The threads then do the processing of the images (in your case 4 at a time) in parallel.
This makes only sense if the processing takes significantly longer than the loading. Otherwise you won’t gain much by multithreading. See Amdahl’s law. The reading of the files can’t be parallized. It’s the same with a lock. It creates a queue which makes tasks wait until they can read the file.
You can parallelize all operations after the file access since only the reading needs to happen in a single thread. But this must be implemented in a library or by the user. Amdahl’s law suggests to keep the part that cannot parallelized as small as possible.
That’s probably true in most situations, including mine, but there’s still the decoding step that could be parallelized. I guess I could separate the loading and decoding, but that doesn’t seem to be very easy since load only accepts a filename or a stream.
Anyway I was able to run my process. And surprisingly saving the resulting images in multiple threads does work.
I perhaps should have written that it is not practical:
Hardware file access works sequentially. If you allow parallel cores concurrently access the file system, then somewhere in between you have to manage the switching, to save and restore permanently status for each concurrent file access. This is possible but involves considerable complexity and may be error prone.

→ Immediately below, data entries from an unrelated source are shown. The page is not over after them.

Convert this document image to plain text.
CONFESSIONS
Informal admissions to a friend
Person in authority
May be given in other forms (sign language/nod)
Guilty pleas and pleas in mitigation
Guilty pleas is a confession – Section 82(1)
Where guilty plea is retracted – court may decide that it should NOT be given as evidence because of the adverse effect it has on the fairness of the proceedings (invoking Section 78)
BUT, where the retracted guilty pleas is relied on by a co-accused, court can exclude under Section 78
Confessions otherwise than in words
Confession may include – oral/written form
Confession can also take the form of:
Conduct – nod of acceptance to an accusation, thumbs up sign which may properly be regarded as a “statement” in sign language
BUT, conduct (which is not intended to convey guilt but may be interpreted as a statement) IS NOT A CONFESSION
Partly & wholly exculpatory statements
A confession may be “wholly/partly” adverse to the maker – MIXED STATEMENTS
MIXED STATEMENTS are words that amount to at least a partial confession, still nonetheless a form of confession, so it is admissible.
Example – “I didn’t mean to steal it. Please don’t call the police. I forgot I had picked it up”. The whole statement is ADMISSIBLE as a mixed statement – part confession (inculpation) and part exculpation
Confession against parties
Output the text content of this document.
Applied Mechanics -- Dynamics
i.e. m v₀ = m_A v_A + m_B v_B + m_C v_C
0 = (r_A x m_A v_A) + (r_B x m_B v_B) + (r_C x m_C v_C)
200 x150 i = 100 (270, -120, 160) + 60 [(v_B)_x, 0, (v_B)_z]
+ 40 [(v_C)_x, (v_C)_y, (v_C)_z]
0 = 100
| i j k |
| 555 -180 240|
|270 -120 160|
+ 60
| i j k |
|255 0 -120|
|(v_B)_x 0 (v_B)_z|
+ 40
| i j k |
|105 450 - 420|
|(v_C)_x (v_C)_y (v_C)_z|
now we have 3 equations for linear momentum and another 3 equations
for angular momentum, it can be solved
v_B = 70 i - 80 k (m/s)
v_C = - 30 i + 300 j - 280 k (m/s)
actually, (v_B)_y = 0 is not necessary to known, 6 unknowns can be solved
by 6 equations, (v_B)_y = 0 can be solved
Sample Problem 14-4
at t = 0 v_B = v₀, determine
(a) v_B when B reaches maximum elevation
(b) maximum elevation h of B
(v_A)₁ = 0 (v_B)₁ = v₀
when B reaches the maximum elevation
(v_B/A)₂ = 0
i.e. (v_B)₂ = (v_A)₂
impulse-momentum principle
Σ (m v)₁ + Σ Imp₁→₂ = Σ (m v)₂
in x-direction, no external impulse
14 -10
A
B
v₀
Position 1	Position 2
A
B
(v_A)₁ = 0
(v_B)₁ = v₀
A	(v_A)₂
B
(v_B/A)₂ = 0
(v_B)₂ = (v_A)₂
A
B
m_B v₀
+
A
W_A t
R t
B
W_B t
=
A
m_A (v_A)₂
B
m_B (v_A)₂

So no reason not to try to split the load over a couple of threads then, in particular as there’s decoding to do as well. It seems to me like there’s some thread unsafety in FileIO because reading directly with PNGFiles works fine for me.
using PNGFiles
filenames = filter(x->endswith(x, ".png"), readdir("."; join=true));
x = Vector{Any}(undef, length(filenames));
@sync for (i, path) in enumerate(filenames)
Threads.@spawn begin
x[i] = PNGFiles.load(path)
end
end
This is probably not a good way to get performance but at least there should be no fundamental problem with multithreading it.
Update: When I try this with 100 png files of size 4096x4096 and 8 threads I get a factor 4 speedup over sequential read. Seems fairly decent.
FileIO and ImageIO do lazy loading of the underlying file IO packages, so what may be happening is multiple threads trying to load the package at the same time, if it hasn’t happened already in the session.
The first example may work if the underlying IO package is first loaded on the main thread, either by invoking a single image load first, or by explicitly using ImageIO, PNGFiles or ImageMagick etc
using Images, FileIO, ImageIO, PNGFiles
Threads.@threads for path in readdir("img"; join=true)
load(path)
end
Note that if the file format changes, it may try to load different packages and hit the same problem.